Erneut macht sich die offizielle Schweiz mit ihren Bürozeiten lächerlich. Nachdem sich 2014 halb Europa darüber amüsiert hat, dass die Schweizer Luftwaffe für Luftpolizeieinsätze nur von 8 bis 12 Uhr und von 13.30 bis 17 Uhr einsatzbereit ist, nimmt die Öffentlichkeit heute zur Kenntnis, dass auch Straftäter in Halbfreiheit nicht rund um die Uhr überwacht werden.

Dafür hätte eigentlich die elektronische Fussfessel sorgen sollen. Diese müssen die Kantone ab dem 1. Januar 2018 als Vollzugsform der Freiheitsstrafe anbieten. Das sogenannte Electronic Monitoring mit Radiofrequenzen in Räumlichkeiten oder GPS-Peilsendern ist im revidierten Sanktionenrecht neu schweizweit vorgesehen.

Die Kantone warnen jetzt aber, dass das Electronic Monitoring eine falsche Sicherheit vermittelt. Laut «Tages-Anzeiger» kritisieren Vertreter des Justizvollzugs, dass es heute weder technisch noch finanziell möglich sei, den Aufenthaltsort der überwachten Person jederzeit und lückenlos zu überwachen. 

«Wir haben schlicht keine Ressourcen, um Straftäter am Bildschirm in Echtzeit zu überwachen und bei Abweichungen unverzüglich zu intervenieren», sagt etwa Joel Keel, Leiter des Justizvollzugsamts St. Gallen. Sprich: Streift ein Straftäter am Wochenende seine Fussfessel ab, kann er sich bis am Montag frei bewegen.

Zu wenig Ressourcen, nur wenig GPS-Tracker

Die Kantone warnen deshalb vor falschen Sicherheitsgefühlen. Zumal auch nicht alle Straftäter GPS-Peilsender tragen, sondern meist nur via Radiofrequenz innerhalb der eigenen vier Wände kontrolliert werden. Mit Electronic Monitoring könne deshalb kein Rückfall verhindert werden, gibt auch Stefan Weiss, Leiter des Luzerner Justizvollzugs, zu bedenken.

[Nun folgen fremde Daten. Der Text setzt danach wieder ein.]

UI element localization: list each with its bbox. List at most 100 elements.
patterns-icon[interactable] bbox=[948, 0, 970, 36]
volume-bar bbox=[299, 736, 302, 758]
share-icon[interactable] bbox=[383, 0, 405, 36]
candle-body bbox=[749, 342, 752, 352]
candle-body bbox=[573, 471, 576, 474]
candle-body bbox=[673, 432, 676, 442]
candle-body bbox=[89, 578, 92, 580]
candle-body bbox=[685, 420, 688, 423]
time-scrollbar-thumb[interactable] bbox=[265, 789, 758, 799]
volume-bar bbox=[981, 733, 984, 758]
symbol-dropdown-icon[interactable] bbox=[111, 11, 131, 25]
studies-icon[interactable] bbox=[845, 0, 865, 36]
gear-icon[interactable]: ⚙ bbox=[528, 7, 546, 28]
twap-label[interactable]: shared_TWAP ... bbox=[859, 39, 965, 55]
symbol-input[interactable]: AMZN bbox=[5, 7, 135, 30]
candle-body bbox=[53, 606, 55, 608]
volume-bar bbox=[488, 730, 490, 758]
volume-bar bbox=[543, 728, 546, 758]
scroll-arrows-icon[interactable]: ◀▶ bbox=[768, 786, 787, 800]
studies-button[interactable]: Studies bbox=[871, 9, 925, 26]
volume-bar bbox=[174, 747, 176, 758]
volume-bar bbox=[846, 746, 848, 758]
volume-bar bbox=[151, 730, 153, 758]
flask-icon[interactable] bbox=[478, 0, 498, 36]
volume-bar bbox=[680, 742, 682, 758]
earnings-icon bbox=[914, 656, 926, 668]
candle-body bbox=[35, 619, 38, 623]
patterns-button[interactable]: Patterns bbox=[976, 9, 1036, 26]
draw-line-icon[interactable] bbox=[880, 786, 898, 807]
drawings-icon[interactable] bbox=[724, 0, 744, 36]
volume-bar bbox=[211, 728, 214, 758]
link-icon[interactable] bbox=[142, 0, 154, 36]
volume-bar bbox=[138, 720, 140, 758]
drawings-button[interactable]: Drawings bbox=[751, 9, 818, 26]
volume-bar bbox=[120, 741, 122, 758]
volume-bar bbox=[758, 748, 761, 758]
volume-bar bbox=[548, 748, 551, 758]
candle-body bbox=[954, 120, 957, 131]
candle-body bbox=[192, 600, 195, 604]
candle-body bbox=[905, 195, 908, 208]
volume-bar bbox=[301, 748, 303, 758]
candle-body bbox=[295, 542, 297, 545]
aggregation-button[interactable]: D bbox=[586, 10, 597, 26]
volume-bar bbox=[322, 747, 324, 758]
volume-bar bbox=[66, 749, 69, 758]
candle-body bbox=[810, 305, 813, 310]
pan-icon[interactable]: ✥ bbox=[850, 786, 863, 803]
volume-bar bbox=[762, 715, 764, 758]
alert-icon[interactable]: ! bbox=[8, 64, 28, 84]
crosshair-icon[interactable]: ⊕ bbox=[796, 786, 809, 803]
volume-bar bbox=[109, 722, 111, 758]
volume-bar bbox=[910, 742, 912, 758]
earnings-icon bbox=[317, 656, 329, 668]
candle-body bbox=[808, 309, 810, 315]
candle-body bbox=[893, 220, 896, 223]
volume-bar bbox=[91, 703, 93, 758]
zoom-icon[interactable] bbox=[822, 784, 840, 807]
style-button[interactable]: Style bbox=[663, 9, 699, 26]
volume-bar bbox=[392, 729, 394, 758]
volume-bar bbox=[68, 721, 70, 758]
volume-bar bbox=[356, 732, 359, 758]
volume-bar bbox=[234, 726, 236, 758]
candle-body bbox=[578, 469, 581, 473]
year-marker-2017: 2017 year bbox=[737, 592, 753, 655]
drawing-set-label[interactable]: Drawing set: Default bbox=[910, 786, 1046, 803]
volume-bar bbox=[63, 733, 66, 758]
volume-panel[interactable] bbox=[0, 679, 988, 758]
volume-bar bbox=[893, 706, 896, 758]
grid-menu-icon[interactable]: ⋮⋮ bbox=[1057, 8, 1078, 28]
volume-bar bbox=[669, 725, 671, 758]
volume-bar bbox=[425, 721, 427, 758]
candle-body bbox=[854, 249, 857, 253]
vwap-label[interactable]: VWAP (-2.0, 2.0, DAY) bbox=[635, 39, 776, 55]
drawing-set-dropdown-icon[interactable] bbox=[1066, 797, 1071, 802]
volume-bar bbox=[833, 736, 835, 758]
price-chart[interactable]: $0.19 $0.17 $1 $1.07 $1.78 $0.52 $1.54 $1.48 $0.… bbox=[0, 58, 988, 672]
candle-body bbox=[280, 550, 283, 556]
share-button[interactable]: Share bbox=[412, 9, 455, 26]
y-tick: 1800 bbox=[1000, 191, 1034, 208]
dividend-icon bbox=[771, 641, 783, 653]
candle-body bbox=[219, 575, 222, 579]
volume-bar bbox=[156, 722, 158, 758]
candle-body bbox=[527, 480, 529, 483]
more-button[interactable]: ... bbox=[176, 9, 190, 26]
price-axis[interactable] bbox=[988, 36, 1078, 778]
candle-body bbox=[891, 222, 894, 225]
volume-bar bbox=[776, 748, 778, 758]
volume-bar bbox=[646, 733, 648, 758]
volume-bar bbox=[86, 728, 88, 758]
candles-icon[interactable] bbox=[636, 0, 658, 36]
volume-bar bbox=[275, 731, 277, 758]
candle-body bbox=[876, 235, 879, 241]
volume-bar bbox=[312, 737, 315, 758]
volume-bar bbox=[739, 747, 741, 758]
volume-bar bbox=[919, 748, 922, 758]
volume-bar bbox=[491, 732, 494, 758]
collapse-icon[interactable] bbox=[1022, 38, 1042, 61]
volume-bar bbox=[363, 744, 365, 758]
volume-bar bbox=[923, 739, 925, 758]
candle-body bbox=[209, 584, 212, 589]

Beruhigend daher, dass der Bund diese Art von Überwachung, obschon sie kostengünstig ist, erst probehalber den Kantonen aufknurrt. Das Parlament hat nämlich beschlossen, dass die neue Vollzugsform erst während dreier Jahre evaluiert werden muss, bevor sie definitiv gilt. (awi)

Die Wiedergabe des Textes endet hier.